For the recent inflation debate, we use the data reported by Bureau of Labor Statistics and share our impressions.
First, on the latest CPI figure and the debate of “transitory” or “persistent” inflation, the table below is the latest monthly CPI breakdown by items since last year, and I selected the ones with the highest contribution to the overall inflation.
I also highlighted them to classify the common factor among those high contributors. As can be seen from the table, it is obvious that both the last year’s low base effect and this year’s environment where people are getting to “normal” after immunized against the risk of getting the severe illness of COVID.
The idea we need to think about is how they will look in 2022, or 2023. Just like in 2020, when things are just in front of the market, the market tends to lose thoughtful and careful imagination. Always it gets biased by the incidents nearby in time.

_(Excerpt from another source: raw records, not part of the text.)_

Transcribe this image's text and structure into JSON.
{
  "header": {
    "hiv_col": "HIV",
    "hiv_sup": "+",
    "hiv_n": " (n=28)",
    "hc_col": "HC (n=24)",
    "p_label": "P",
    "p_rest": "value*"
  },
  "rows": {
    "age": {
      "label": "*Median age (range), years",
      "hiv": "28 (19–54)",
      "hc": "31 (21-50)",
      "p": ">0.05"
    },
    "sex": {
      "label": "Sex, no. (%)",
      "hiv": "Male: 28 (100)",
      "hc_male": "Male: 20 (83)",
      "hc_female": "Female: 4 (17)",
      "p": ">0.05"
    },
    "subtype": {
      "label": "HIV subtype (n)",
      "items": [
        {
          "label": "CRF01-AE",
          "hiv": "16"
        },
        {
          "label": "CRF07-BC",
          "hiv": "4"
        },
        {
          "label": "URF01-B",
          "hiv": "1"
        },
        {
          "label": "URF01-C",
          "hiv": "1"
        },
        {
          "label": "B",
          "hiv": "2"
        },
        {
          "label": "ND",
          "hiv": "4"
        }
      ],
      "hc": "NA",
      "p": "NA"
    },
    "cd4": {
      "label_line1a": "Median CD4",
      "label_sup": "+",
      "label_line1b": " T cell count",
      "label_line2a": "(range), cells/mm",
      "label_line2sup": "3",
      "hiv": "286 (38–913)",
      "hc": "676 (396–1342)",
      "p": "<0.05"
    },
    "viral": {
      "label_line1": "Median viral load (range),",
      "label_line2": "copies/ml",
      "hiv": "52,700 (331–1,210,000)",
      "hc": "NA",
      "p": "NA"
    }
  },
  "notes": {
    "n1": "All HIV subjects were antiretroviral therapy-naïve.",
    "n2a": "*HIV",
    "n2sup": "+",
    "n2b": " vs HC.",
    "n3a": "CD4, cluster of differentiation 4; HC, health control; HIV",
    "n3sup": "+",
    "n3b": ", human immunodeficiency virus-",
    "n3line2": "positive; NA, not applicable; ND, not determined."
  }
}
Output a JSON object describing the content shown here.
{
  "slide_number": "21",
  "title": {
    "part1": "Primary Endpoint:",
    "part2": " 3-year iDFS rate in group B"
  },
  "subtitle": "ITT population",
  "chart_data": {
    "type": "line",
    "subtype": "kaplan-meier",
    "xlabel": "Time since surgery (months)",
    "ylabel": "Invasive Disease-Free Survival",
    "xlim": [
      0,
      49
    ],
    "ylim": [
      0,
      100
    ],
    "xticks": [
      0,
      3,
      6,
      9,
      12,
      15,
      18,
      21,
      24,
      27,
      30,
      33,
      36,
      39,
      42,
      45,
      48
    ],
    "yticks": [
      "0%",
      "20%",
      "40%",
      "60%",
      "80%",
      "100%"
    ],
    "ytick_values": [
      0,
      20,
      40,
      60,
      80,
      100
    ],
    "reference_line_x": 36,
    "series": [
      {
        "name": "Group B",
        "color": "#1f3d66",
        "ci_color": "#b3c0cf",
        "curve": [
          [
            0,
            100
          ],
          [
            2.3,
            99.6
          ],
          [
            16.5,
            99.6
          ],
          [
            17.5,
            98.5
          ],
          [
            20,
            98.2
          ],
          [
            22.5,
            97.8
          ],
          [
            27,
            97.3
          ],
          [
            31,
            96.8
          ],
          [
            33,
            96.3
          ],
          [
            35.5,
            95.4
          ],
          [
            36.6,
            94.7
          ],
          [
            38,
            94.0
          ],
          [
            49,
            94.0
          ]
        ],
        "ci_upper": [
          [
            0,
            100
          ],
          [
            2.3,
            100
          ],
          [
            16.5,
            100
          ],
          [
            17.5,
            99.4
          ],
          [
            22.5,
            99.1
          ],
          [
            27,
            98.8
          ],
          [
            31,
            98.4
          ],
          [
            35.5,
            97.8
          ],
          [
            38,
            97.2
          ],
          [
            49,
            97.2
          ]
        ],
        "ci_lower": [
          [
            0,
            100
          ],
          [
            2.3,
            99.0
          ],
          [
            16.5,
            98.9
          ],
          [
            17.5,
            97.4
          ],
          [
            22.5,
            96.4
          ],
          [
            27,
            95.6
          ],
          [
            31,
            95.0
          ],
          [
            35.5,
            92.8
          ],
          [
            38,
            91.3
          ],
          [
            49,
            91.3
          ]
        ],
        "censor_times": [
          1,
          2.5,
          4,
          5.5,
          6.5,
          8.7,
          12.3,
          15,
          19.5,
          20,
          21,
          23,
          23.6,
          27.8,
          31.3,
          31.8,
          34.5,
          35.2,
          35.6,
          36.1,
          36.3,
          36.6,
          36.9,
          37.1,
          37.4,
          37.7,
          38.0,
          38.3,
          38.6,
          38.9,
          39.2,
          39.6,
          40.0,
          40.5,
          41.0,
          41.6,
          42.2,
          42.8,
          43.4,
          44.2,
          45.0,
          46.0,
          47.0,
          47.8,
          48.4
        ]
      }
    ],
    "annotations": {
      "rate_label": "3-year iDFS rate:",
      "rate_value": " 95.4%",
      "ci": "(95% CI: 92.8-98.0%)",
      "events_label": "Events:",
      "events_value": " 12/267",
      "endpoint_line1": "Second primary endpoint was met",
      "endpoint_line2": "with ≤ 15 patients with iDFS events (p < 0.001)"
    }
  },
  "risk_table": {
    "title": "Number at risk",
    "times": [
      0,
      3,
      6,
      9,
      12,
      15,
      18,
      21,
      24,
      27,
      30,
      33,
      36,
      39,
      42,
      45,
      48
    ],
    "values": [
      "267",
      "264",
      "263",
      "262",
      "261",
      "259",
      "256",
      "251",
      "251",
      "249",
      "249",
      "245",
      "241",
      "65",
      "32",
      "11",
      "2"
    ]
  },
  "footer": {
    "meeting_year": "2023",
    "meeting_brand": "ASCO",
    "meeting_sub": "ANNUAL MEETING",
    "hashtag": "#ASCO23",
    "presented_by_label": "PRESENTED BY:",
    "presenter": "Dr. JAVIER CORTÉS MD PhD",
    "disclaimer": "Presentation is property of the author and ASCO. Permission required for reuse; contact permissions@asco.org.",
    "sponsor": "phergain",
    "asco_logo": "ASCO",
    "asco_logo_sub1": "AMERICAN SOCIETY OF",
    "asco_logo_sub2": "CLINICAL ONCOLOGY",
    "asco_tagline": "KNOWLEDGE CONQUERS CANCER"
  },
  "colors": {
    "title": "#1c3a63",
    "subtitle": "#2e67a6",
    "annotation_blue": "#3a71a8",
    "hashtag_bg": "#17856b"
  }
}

That has helped survival as the alarm of instinct by the degree of distance should get prioritized to avoid encountering risk events. That is in DNA.
I also present the charts on my previous note on inflation below, and they look somewhat different but the implications from them are pretty the same and my views remain unchanged.
In the last century, we had significant growth of the human population in many countries. It led to rapid economic growth in human history with different timing throughout the last century. That was quantity-driven structural growth, spreading over diverse areas and segments of the economy and society. As such, a traditional economy model could explain more successfully various economic markets.
Now we are heading to a new reality. The human population in the world will not grow as fast, and the value-added will need to get generated out from advancing intellectual assets.
I feel somewhat strange about the fact many are still trying to apply a traditional macroeconomic textbook-style approach, knowing that it has not explained many dynamic phenomena we are accustomed to.
One thing that seems clearer is that spending too much time on the macroeconomy will not help much to deliver superior and consistent returns from investment. Much more great investment (not trading) ideas have been generated from somewhere else.